Alternative: set DISCORD_WEBHOOK_URL in your shell env (e.g., in
~/.bash_profile). The shim checks the env var first, then the config
file.
Usage patterns
# fire-and-forget after a long task
nuclei -l targets.txt -t cves; discord-notify "nuclei done: exit=$?"
# include the last lines of output
nuclei -l targets.txt | tee /tmp/scan.log; tail -5 /tmp/scan.log | discord-notify
# multi-line message (newlines preserved up to Discord's 2000-char limit)
discord-notify "$(printf 'scan summary\n targets: 7\n findings: 3\n duration: 12m')"
# wrap any command — notify on success/failure with status
notify-on-done() { "$@"; rc=$?; discord-notify "$* → exit=$rc"; return $rc; }
notify-on-done nuclei -l targets.txt
If no webhook is configured, the shim is a silent no-op — safe to leave in scripts that run on machines without Discord set up.
Behavior
- Network timeout: 5 seconds (then exits 1 with an error to stderr)
- Truncates messages to 2000 chars (Discord’s limit) with a visible
…(truncated)marker - POSTs as
Content-Type: application/json, body{"content": "..."} - Doesn’t go through the terminalcat server — works even when the origin / tunnel are down
Limitations
- No file attachments (text only).
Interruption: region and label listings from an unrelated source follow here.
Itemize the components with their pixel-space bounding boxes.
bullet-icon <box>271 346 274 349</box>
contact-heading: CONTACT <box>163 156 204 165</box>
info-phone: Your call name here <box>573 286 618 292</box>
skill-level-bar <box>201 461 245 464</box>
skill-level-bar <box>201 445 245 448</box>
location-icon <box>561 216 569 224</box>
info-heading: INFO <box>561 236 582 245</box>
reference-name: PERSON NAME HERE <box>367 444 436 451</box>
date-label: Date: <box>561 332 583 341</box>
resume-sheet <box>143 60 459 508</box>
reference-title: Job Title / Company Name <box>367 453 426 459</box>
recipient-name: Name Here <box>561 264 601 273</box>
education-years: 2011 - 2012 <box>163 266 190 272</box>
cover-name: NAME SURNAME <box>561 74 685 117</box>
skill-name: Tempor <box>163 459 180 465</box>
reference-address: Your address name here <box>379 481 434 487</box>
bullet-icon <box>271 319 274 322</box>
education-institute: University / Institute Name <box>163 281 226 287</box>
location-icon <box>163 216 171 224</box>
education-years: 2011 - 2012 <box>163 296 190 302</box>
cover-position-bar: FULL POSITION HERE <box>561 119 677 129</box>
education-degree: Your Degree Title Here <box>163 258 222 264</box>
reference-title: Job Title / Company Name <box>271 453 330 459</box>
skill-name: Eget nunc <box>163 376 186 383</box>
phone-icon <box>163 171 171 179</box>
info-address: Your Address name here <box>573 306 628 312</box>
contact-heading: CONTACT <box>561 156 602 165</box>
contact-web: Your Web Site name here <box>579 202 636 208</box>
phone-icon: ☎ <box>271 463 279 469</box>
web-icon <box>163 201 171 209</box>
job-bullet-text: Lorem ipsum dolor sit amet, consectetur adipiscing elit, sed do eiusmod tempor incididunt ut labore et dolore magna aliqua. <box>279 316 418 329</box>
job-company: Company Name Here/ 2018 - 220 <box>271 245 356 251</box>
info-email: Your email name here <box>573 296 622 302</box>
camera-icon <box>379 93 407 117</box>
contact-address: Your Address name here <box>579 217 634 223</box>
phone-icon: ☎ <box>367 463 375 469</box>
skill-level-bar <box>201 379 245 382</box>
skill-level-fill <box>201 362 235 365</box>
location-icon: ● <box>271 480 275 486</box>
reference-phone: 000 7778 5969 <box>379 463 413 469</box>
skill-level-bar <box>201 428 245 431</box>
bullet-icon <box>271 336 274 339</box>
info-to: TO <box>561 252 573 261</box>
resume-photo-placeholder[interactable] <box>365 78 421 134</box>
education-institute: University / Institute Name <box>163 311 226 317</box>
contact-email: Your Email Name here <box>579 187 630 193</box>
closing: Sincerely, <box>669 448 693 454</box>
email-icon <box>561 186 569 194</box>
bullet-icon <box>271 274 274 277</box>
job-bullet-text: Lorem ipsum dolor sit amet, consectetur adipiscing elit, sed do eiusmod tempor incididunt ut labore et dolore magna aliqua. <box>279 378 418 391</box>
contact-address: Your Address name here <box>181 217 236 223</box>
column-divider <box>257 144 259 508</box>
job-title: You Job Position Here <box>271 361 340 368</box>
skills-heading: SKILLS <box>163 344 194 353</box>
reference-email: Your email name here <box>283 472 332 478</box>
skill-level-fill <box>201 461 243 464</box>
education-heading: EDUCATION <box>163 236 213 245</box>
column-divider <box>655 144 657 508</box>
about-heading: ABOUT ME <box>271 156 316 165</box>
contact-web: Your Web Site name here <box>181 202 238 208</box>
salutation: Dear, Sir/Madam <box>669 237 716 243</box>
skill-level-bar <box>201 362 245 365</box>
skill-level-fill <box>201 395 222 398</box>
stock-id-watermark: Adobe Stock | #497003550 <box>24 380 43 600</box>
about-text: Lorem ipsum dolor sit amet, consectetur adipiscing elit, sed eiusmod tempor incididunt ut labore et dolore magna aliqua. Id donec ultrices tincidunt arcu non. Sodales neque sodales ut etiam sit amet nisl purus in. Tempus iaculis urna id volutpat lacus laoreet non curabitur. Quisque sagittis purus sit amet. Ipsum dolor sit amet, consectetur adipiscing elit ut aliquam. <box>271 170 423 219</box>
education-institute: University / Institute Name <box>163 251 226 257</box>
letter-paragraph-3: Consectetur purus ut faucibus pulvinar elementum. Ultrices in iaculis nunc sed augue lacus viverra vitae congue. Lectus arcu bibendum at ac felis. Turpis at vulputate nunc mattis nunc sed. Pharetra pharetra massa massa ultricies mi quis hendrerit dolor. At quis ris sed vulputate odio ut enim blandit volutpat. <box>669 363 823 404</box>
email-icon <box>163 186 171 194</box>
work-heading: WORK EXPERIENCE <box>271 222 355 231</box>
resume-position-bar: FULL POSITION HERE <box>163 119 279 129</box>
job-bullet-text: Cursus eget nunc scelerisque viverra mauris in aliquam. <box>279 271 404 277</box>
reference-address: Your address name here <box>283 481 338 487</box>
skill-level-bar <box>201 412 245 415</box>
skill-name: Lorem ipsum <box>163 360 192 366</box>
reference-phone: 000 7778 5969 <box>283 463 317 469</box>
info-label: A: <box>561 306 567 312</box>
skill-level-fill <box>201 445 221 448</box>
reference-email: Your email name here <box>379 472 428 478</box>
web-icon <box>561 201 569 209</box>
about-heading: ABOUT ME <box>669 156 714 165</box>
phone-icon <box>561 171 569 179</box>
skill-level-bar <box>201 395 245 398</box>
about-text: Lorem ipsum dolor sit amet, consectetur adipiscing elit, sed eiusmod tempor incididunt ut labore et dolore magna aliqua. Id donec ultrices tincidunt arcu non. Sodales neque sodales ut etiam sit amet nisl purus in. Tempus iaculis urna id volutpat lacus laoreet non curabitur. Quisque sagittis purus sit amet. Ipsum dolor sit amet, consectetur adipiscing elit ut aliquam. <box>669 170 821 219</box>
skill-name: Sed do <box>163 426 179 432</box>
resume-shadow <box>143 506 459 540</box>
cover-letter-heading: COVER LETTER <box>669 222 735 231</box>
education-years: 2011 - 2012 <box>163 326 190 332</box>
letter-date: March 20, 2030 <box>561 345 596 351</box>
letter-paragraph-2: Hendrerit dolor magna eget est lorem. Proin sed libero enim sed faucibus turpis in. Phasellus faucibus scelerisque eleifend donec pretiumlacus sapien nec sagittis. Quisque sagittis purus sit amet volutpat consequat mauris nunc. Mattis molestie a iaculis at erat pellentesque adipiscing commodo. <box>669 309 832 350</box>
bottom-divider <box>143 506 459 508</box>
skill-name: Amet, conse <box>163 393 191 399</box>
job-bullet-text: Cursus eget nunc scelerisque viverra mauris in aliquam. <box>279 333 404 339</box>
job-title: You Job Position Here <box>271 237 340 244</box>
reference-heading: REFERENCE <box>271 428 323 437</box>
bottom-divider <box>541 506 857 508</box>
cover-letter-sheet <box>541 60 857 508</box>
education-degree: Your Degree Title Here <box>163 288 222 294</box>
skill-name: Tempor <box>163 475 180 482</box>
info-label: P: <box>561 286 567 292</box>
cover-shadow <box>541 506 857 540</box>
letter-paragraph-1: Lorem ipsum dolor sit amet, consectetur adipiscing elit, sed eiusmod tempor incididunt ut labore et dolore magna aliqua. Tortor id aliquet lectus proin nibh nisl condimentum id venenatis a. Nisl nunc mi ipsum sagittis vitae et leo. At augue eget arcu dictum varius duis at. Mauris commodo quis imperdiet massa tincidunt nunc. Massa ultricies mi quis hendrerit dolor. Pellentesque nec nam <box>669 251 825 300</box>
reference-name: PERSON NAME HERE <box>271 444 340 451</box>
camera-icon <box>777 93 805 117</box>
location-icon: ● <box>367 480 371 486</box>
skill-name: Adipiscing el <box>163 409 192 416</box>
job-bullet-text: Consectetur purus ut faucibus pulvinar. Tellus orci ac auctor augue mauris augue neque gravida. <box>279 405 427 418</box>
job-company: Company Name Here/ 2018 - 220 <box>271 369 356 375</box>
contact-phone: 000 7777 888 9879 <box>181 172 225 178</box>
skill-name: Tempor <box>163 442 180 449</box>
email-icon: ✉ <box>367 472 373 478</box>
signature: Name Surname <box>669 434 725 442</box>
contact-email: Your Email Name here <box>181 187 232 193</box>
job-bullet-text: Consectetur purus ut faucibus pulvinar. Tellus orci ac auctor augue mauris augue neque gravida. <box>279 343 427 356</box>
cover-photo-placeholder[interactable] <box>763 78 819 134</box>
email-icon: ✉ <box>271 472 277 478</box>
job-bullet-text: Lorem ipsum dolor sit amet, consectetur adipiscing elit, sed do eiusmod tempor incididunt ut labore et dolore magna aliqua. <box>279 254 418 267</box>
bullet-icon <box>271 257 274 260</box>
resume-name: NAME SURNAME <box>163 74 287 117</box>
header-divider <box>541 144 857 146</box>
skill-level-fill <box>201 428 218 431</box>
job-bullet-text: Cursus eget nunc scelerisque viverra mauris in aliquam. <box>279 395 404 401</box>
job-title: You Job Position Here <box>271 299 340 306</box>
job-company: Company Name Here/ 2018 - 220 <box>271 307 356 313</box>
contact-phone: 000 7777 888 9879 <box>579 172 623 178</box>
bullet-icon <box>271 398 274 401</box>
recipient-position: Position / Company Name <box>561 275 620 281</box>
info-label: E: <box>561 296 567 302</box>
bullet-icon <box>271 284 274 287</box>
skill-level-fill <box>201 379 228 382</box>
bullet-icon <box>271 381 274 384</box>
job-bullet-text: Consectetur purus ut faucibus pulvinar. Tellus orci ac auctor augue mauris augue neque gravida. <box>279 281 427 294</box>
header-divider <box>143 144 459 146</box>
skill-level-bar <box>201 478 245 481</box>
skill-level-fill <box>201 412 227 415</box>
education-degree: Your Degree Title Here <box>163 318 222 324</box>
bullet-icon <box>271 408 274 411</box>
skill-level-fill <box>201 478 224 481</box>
For files, use
webdlto send to your browser. - No threading / replies / embeds. Plain content only. If you want richer Discord features, fork the script — it’s ~100 lines.
- Webhooks are channel-specific. Set up multiple webhooks if you want different categories of pings in different channels (and add
DISCORD_WEBHOOK_URLoverrides per command).
webnotify
For when you want the browser-tab notification path. Same pipe-friendly shape:
echo "scan done" | webnotify
nuclei -l targets.txt; webnotify "nuclei done"
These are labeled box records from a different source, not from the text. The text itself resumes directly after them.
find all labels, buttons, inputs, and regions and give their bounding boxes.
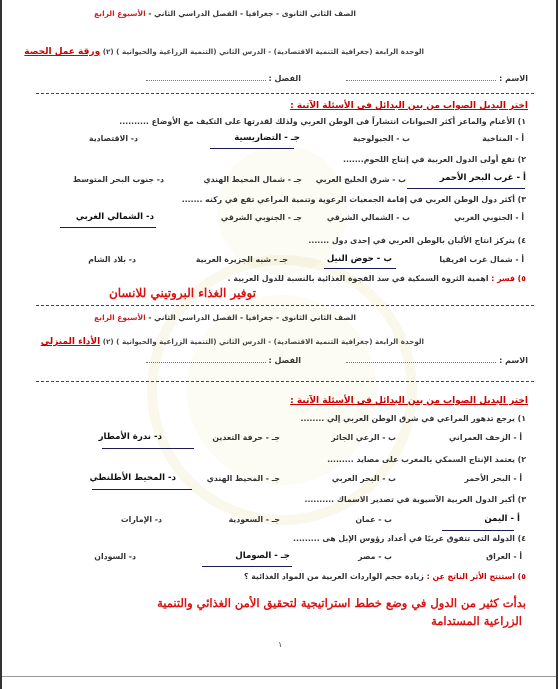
option-b[interactable]: ب - الرعي الجائر [331,433,396,442]
option-c[interactable]: جـ - حرفة التعدين [212,433,280,442]
question-4: ٤) يتركز انتاج الألبان بالوطن العربي في إحدى دول ....... [308,236,526,245]
q5-label: ٥) فسر : [491,274,526,283]
question-2: ٢) تقع أولى الدول العربية في إنتاج اللحوم....... [343,155,526,164]
top-class-field [146,72,301,83]
section-title: اختر البديل الصواب من بين البدائل فى الأسئلة الآتية : [290,396,528,406]
option-a-selected[interactable]: أ - اليمن [484,514,520,524]
question-5 [228,274,526,283]
divider-line [36,381,534,382]
option-d-selected[interactable]: د- الشمالي الغربي [75,212,154,222]
q5-text: زيادة حجم الواردات العربية من المواد الغذائية ؟ [243,572,424,581]
name-blank[interactable] [346,72,496,81]
question-4: ٤) الدولة التى تتفوق عربيًا في أعداد رؤوس الإبل هى ......... [293,534,526,543]
top-name-field [346,72,528,83]
divider-line [36,93,534,94]
bottom-border [2,676,556,677]
option-c[interactable]: جـ - السعودية [228,515,280,524]
option-b[interactable]: ب - مصر [358,552,392,561]
option-a[interactable]: أ - شمال غرب افريقيا [439,255,524,264]
top-unit-line [24,47,424,57]
answer-underline [407,188,525,189]
answer-underline [60,227,156,228]
unit-text: الوحدة الرابعة (جغرافية التنمية الاقتصادية) - الدرس الثاني (التنمية الزراعية والحيوانية ) (٢) [102,337,424,346]
q5-label: ٥) استنتج الأثر الناتج عن : [426,572,526,581]
option-c[interactable]: جـ - شمال المحيط الهندي [203,175,302,184]
class-label: الفصل : [268,356,301,365]
class-blank[interactable] [146,354,266,363]
option-c-selected[interactable]: جـ - الصومال [235,551,290,561]
handwritten-answer-line-1: بدأت كثير من الدول في وضع خطط استراتيجية لتحقيق الأمن الغذائي والتنمية [157,596,526,610]
header-text: الصف الثاني الثانوى - جغرافيا - الفصل الدراسي الثاني - [148,9,356,18]
bottom-class-field [146,354,301,365]
option-b[interactable]: ب - الشمالي الشرقي [326,213,410,222]
option-c-selected[interactable]: جـ - التضاريسية [234,133,300,143]
option-b[interactable]: ب - عمان [355,515,392,524]
option-a[interactable]: أ - العراق [486,552,522,561]
page-number: ١ [278,640,283,649]
bottom-name-field [346,354,528,365]
worksheet-tag: ورقة عمل الحصة [24,47,101,57]
name-blank[interactable] [346,354,496,363]
answer-underline [202,566,292,567]
option-a[interactable]: أ - البحر الأحمر [464,474,522,483]
option-d[interactable]: د- بلاد الشام [88,255,136,264]
answer-underline [324,268,396,269]
bottom-unit-line [41,337,424,347]
header-week: الأسبوع الرابع [94,9,146,18]
class-blank[interactable] [146,72,266,81]
option-a[interactable]: أ - المناخية [482,134,524,143]
option-a-selected[interactable]: أ - غرب البحر الأحمر [439,173,526,183]
unit-text: الوحدة الرابعة (جغرافية التنمية الاقتصادية) - الدرس الثاني (التنمية الزراعية والحيوانية ) (٢) [102,47,424,56]
option-a[interactable]: أ - الزحف العمراني [449,433,522,442]
option-c[interactable]: جـ - الجنوبي الشرقي [220,213,302,222]
class-label: الفصل : [268,74,301,83]
option-d[interactable]: د- الاقتصادية [89,134,138,143]
question-3: ٣) أكبر الدول العربية الآسيوية في تصدير الاسماك .......... [304,495,526,504]
question-5 [244,572,526,581]
question-3: ٣) أكثر دول الوطن العربي في إقامة الجمعيات الرعوية وتنمية المراعي تقع في ركنه ....... [181,195,526,204]
option-b[interactable]: ب - البحر العربي [331,474,396,483]
option-b[interactable]: ب - شرق الخليج العربي [315,175,406,184]
q5-text: اهمية الثروة السمكية في سد الفجوة الغذائية بالنسبة للدول العربية . [227,274,489,283]
option-c[interactable]: جـ - المحيط الهندي [206,474,280,483]
option-c[interactable]: جـ - شبه الجزيرة العربية [195,255,288,264]
header-text: الصف الثاني الثانوى - جغرافيا - الفصل الدراسي الثاني - [148,313,356,322]
question-2: ٢) يعتمد الإنتاج السمكي بالمغرب على مصايد ......... [327,455,526,464]
name-label: الاسم : [499,74,528,83]
bottom-header [94,313,356,322]
name-label: الاسم : [499,356,528,365]
answer-underline [92,489,192,490]
question-1: ١) يرجع تدهور المراعي في شرق الوطن العربي إلي ........ [300,414,526,423]
option-b-selected[interactable]: ب - حوض النيل [326,254,392,264]
handwritten-answer: توفير الغذاء البروتيني للانسان [108,286,256,300]
divider-line [36,305,534,306]
option-d[interactable]: د- جنوب البحر المتوسط [72,175,164,184]
option-d-selected[interactable]: د- ندرة الأمطار [98,432,162,442]
option-a[interactable]: أ - الجنوبي الغربي [454,213,524,222]
option-b[interactable]: ب - الجيولوجية [352,134,410,143]
answer-underline [210,148,294,149]
option-d-selected[interactable]: د- المحيط الأطلنطي [89,473,176,483]
top-header [94,9,356,18]
option-d[interactable]: د- الإمارات [120,515,162,524]
section-title: اختر البديل الصواب من بين البدائل فى الأسئلة الآتية : [290,101,528,111]
answer-underline [102,448,194,449]
handwritten-answer-line-2: الزراعية المستدامة [431,614,522,628]
homework-tag: الأداء المنزلي [40,337,101,347]
header-week: الأسبوع الرابع [94,313,146,322]
question-1: ١) الأغنام والماعز أكثر الحيوانات انتشاراً فى الوطن العربي ولذلك لقدرتها على التكيف مع الأوضاع .......... [119,117,526,126]
answer-underline [442,530,514,531]
option-d[interactable]: د- السودان [94,552,136,561]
Goes through the terminalcat WS to whatever browser tab is currently attached to the active session. Requires:
- The browser to have granted notification permission (terminalcat asks lazily, on first interaction with the snippets / settings drawer)
- A WS subscriber to be currently connected — if the page is closed, the notification is dropped silently.
Useful when you’re at the keyboard but in another tab; less useful for “phone notification while I’m out”.
Both at once
notify-all() {
webnotify "$@" 2>/dev/null
discord-notify "$@" 2>/dev/null
}
# in your bash_profile or wherever
nuclei -l targets.txt; notify-all "scan done"
You’ll get the browser ping (if a tab is open) AND a Discord push (if the webhook is configured) — whichever arrives is fine.
What this isn’t
- Not async / queued. If
discord-notifyfails (timeout, 5xx), the message is lost. Discord-side retries don’t apply to webhooks. - Not encrypted at rest. The webhook URL on disk is plaintext; protect with file permissions and don’t commit it.
- Not rate-limited from our side. Discord rate-limits webhooks at their end (~5 requests/2s); the shim doesn’t queue or back off. If you fire 100 pings in a tight loop you’ll get 429s back.